Jenny Scott and Jyoti Banerjee co-authored a paper Preparing for the Impact of Purpose which connects the purpose discussion that is so popular these days to management tools such as strategy and reputation. How can today’s executives navigate this difficult landscape? Here’s a quick introduction to the paper.
We live in a noisy world that likes to reduce complex, nuanced issues to their binary basics. Brexit or Remain? Right or Left? Purpose or Profit?
But, is the world is so polarised? It is full of paradox, conflicting incentives and people, in all their glorious complexities. This makes definitive statements, particularly in economics, difficult to hold up to scrutiny. The issue of purpose versus profit is a case in point.
Every few weeks there is some new public pronouncement that companies need to focus on their purpose, but even in this febrile environment, the statement by the 181 Business Roundtable CEOs that the purpose of a corporation is not just to serve shareholders but to “create value for all stakeholders” still got plenty of attention.
The debate over whether that trade-off between purpose and profit a) still exists, b) has been tempered or c) even eliminated has been building for some time. It is powered by both public demand that our corporations deliver more for society and well documented global imperatives such as environmental degradation, technological transformation and growing wealth inequality.

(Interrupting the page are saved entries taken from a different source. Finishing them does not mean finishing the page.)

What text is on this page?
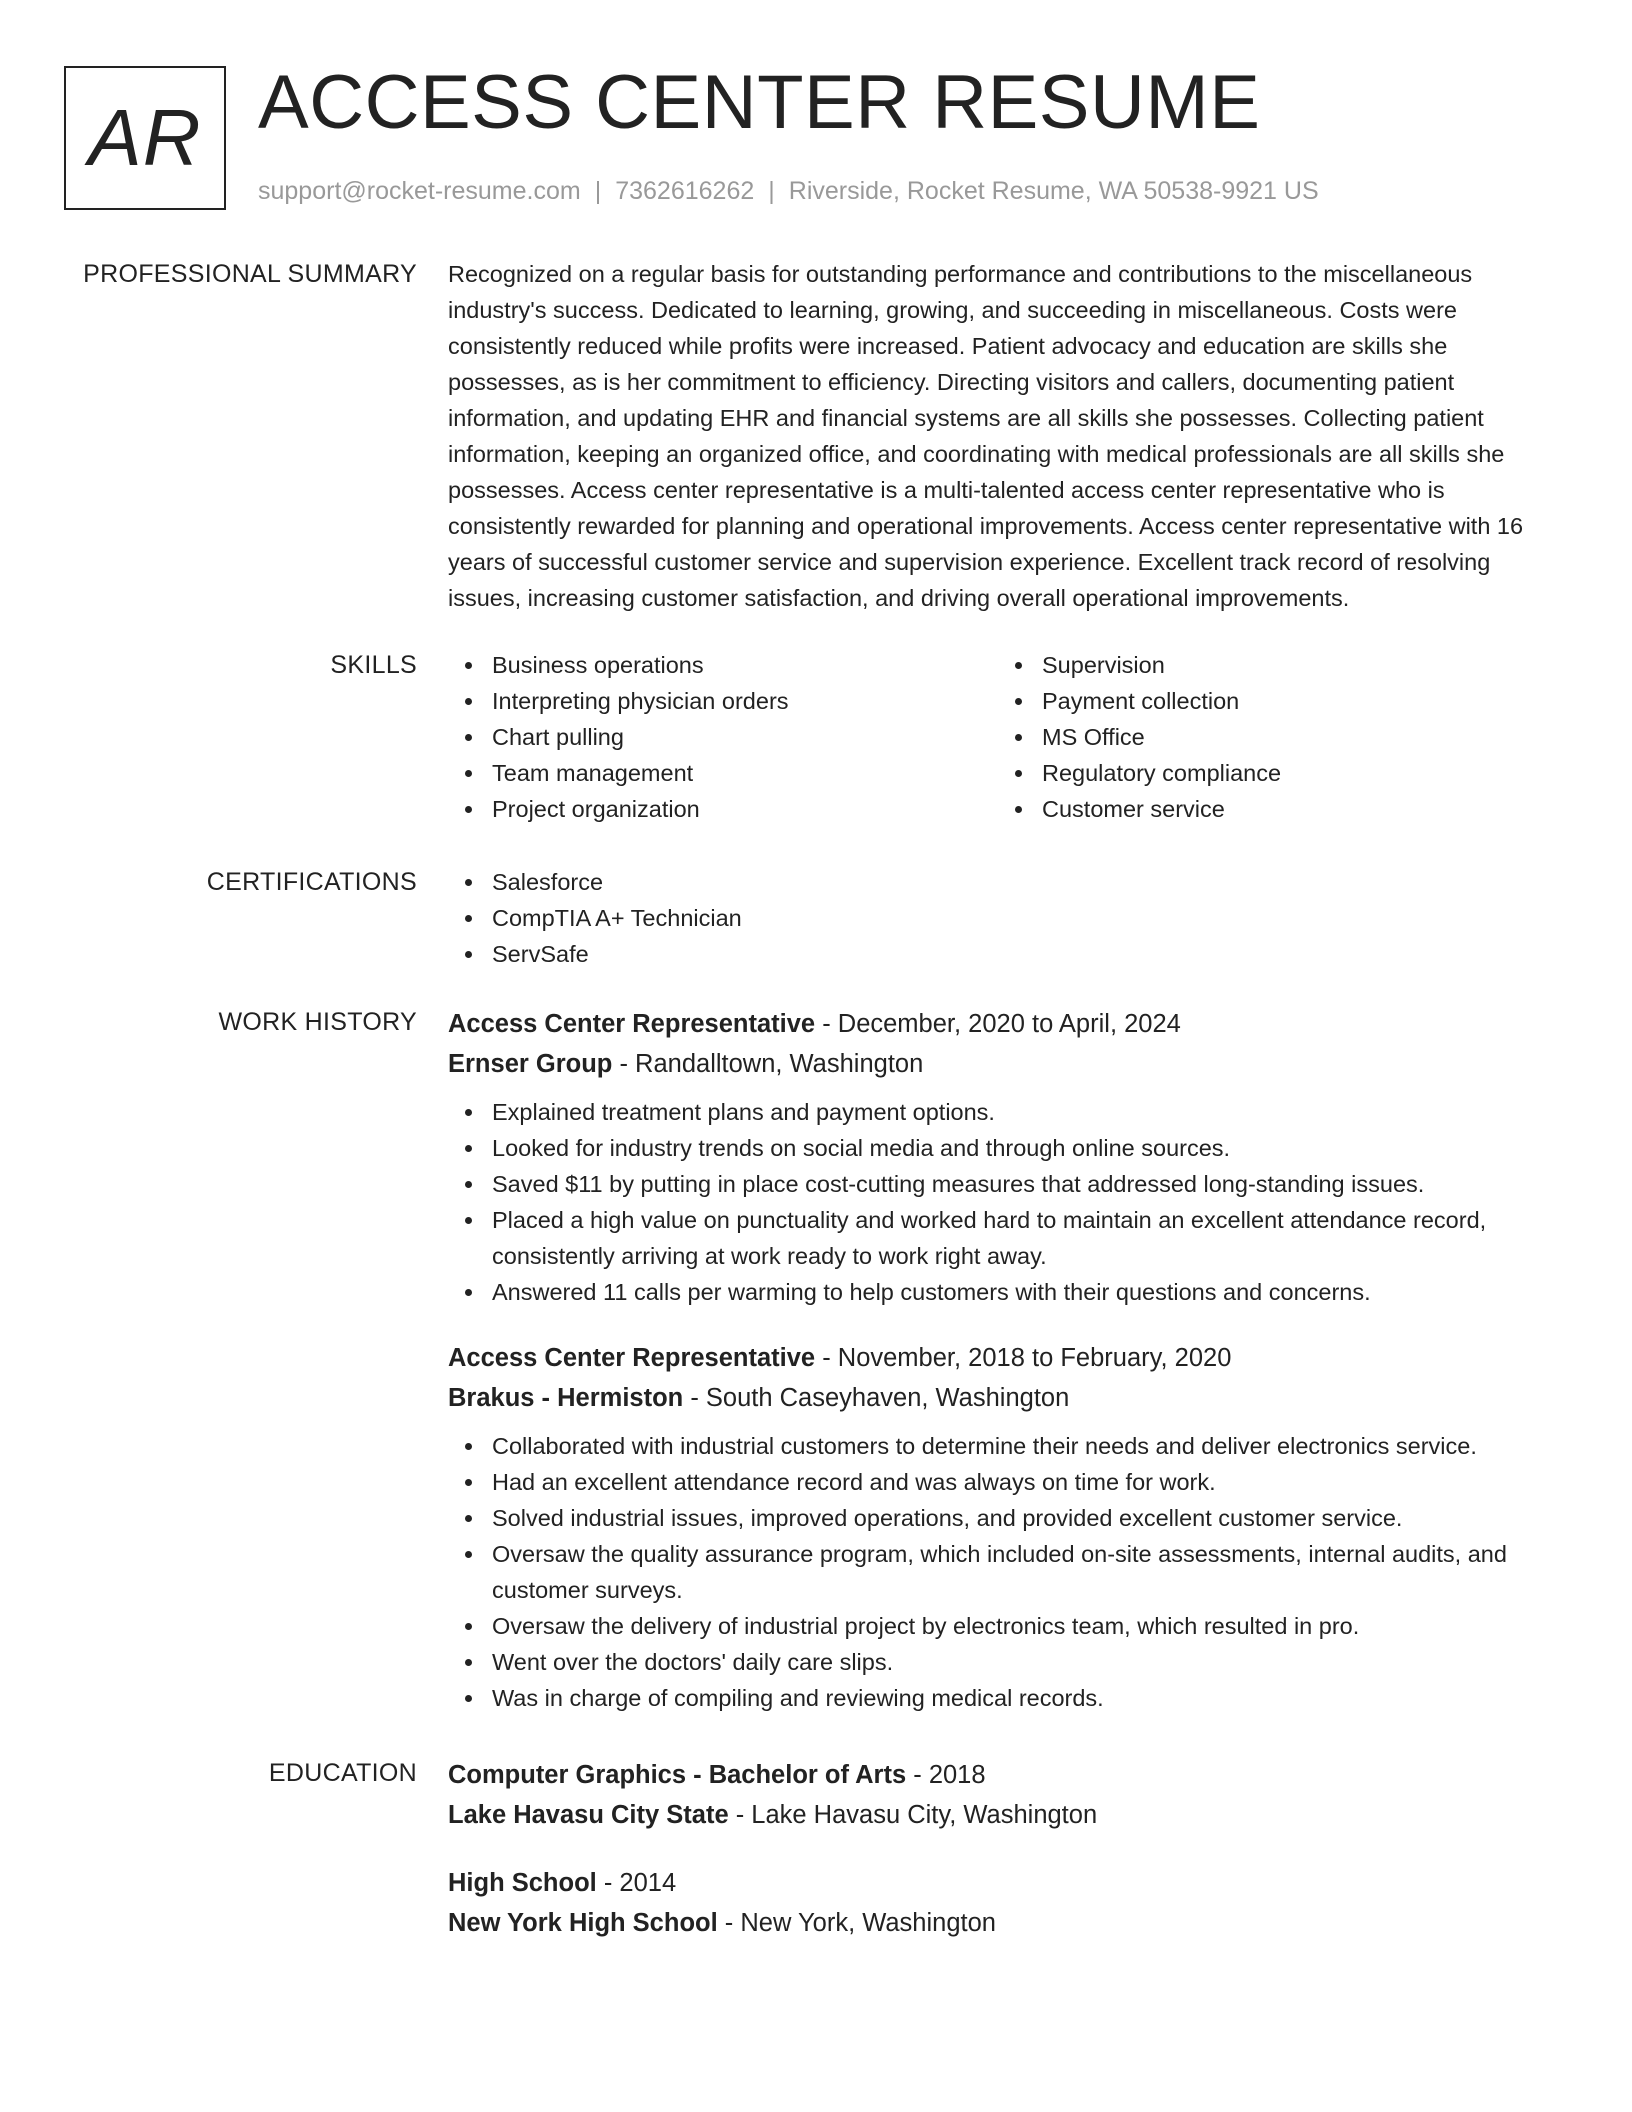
AR ACCESS CENTER RESUME
support@rocket-resume.com | 7362616262 | Riverside, Rocket Resume, WA 50538-9921 US
PROFESSIONAL SUMMARY Recognized on a regular basis for outstanding performance and contributions to the miscellaneous industry's success. Dedicated to learning, growing, and succeeding in miscellaneous. Costs were consistently reduced while profits were increased. Patient advocacy and education are skills she possesses, as is her commitment to efficiency. Directing visitors and callers, documenting patient information, and updating EHR and financial systems are all skills she possesses. Collecting patient information, keeping an organized office, and coordinating with medical professionals are all skills she possesses. Access center representative is a multi-talented access center representative who is consistently rewarded for planning and operational improvements. Access center representative with 16 years of successful customer service and supervision experience. Excellent track record of resolving issues, increasing customer satisfaction, and driving overall operational improvements.
SKILLS	Business operations
Interpreting physician orders
Chart pulling
Team management
Project organization
Supervision
Payment collection
MS Office
Regulatory compliance
Customer service
CERTIFICATIONS	Salesforce
CompTIA A+ Technician
ServSafe
WORK HISTORY Access Center Representative - December, 2020 to April, 2024
Ernser Group - Randalltown, Washington
Explained treatment plans and payment options.
Looked for industry trends on social media and through online sources.
Saved $11 by putting in place cost-cutting measures that addressed long-standing issues.
Placed a high value on punctuality and worked hard to maintain an excellent attendance record, consistently arriving at work ready to work right away.
Answered 11 calls per warming to help customers with their questions and concerns.
Access Center Representative - November, 2018 to February, 2020
Brakus - Hermiston - South Caseyhaven, Washington
Collaborated with industrial customers to determine their needs and deliver electronics service.
Had an excellent attendance record and was always on time for work.
Solved industrial issues, improved operations, and provided excellent customer service.
Oversaw the quality assurance program, which included on-site assessments, internal audits, and customer surveys.
Oversaw the delivery of industrial project by electronics team, which resulted in pro.
Went over the doctors' daily care slips.
Was in charge of compiling and reviewing medical records.
EDUCATION Computer Graphics - Bachelor of Arts - 2018
Lake Havasu City State - Lake Havasu City, Washington
High School - 2014
New York High School - New York, Washington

It is too soon to declare the trade-off defunct. However, there is a compelling and growing body of evidence that suggests not only that purpose no longer demands its pound of profitable flesh, but that it actually drives better financial returns over time.
Our paper (published by Jenny’s company Apella Advisors) draws together academic evidence, polling research and data points over more than 20 years to build the case that businesses whose strategies are actively driven by a purpose that optimises value for multiple stakeholders, perform better than those that do not. Such evidence takes the personal out of purpose, allowing business leaders to make informed decisions for which they will be held accountable.
There is fudge in the discussion around corporate purpose. It’s almost as if companies are being urged to find a purpose, any purpose, perhaps for the first time in their corporate lives. We think this is mistaken. Companies have always had a purpose, most often defined over the last forty years in terms of short-term maximisation of the return to shareholders. We call that Purpose 1, or P1.
We think the drive to purpose is more about defining Purpose 2, or P2, which is about optimising value across multiple stakeholders in multiple timeframes. We argue this evidence suggests that now is the time for businesses to move from a P1 world to a P2 world.
The question for corporates in this P2 world therefore becomes not what will generate the most money in the shortest time, but what will encourage each stakeholder to give their best? What purpose will bind all those stakeholders together? With signs that better returns are to be generated this way, it becomes a fiduciary duty.
The paper goes on to recognise the challenges of navigating successfully in this more nuanced world and argues that measuring and tracking a firm’s reputation across those multiple stakeholders provides one critical management tool in evaluating progress. Reputation is the sum total of stakeholder views of a corporate’s character and therefore their intentions towards that corporate, be that in terms of effort from employees, loyalty from customers, reliability of suppliers or trust from society as a whole.
With each one of those stakeholders driving value, their views on a corporate’s character become critical. They also become a critical lead indicator that businesses cannot afford to ignore.
The case for purpose-led organisations is not yet beyond dispute. We think a number of areas would benefit from additional work:
* More data is needed on the relationship between purpose and profit
* Companies serious about making purpose a meaningful anchor in their work need to introduce incentive structures that drive non-financial outcomes
* The definitions of success in a P2 world need to evolve – most P2 measures today, such as customer satisfaction or employee engagement, are couched in terms of the P1 metric of profit.
So yes to profit, yes to purpose, and less of the binary, simplistic polarities that we seem to be inundated with.